Alexander and I:
>>I can't help but notice, Alexander, that your demands are bizarre
>>and completely dyslogical.
>
>Thanks.
Sorry, I'm brutally honest at times. I have to work on being more
facetious or, how do they say?... "diplomatic"?
>Glen, this is not a question of a particular science, [...]
There's your problem. This _IS_ a question of science because we
don't deal with metaphysics on this list. It's about true, false,
and prioritization of probability according to least and most
likely. Nostratic has nothing to do with the spread of agriculture
because it, without a shadow of a doubt, occured before 9000 BCE.
You can't possibly argue this point. The later adoption of
agriculture is just the spread of an innovation, something that
can easily occur after the spread of Nostratic without any logical
problems. I really don't know what you're fighting against, so I
assume that you haven't read enough yet to understand why your
idea doesn't fly.
>1. Nostratic languages pressed out all the languages of hunter-gatherers
>from Europe, North Africa and West+North+South
>Asia (excluding only areas not suitable for farming)
>AND
>Nostratic languages spread from the region where goats+sheep and
>wheat+barley has been domesticated (Near East)
Hmm. First, the exact location of Nostratic is still under
debate and I don't recall there being a secure location provided
as of yet. So, your conviction that Nostratic absolutely came from
the Middle-East is merely convenient for your hypothesizing. In
some parts of the world, they would accuse your ideas of being
"biased". Second, the domestication of these things occured much
LATER than is possible for the date of Nostratic. If you don't
agree, I suspect that you aren't well caught up on the Nostratic
languages and their immense differences. We require an appropriate
amount of time for these differences to occur and for the
respective peoples speaking these languages to have spread into
the regions that they have, as demonstrated by both archaeology and
linguistics. The Nostratic languages certainly didn't just radiate
out from the Middle-East in a simplistic pattern like spokes on a
wheel. There were multiple movements going on over different periods
of time for different reasons.
>1a. There are Non-Nostratic languages (NEC, NWC, Basque, old
>"Mediterranean") on the same areal
>HOWEVER
>The picture of development of farming at Near East shows presence
>at least 2 different traditions (for example PPNA and PPNB)
And, so what? Again, you're dealing with dates that are too
absurdly recent to account for these languages. Even amongst
this group of NWC, NEC and Basque, there are IMMENSE differences
to be accounted for between these language groups with these short
spans of time that you give them to evolve and spread. It just
sounds too ridiculous to believe.
And lastly, Alexander goes off on a non-Nostratic tangent:
>2. Austric languages (Austroasiatic+Austronesian+Tai) pressed out
>all the languages of hunter-gatherers from SouthEast Asia (excluding only
>areas not suitable for farming)
>AND
>Austric languages spread from the region where dog (for meat)+pig
>and taro+yams and some later rice has been domesticated [...]

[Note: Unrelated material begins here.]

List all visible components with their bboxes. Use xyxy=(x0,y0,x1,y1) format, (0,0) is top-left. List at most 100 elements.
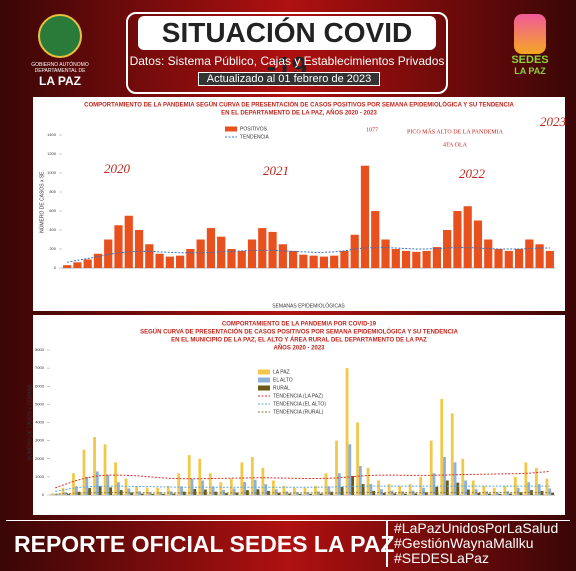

>- There is no superfamilies which would not be connected with one
>of the centers of neolithisation
>- There is no centers of neolithisation which would not produce a
>superfamily
Perhaps you haven't thought of the possibility that some regions
of the world have always been more plentiful than others and that
with this abundance, there is bound to be many population
explosions and innovations spreading outward from them. All I
can say is that you're confusing the remote past with the recent
past and the results you come up with are outright extraterrestrial
in thinking.
I offer you a message from my statistics professor:
"Correlation does not equal causation."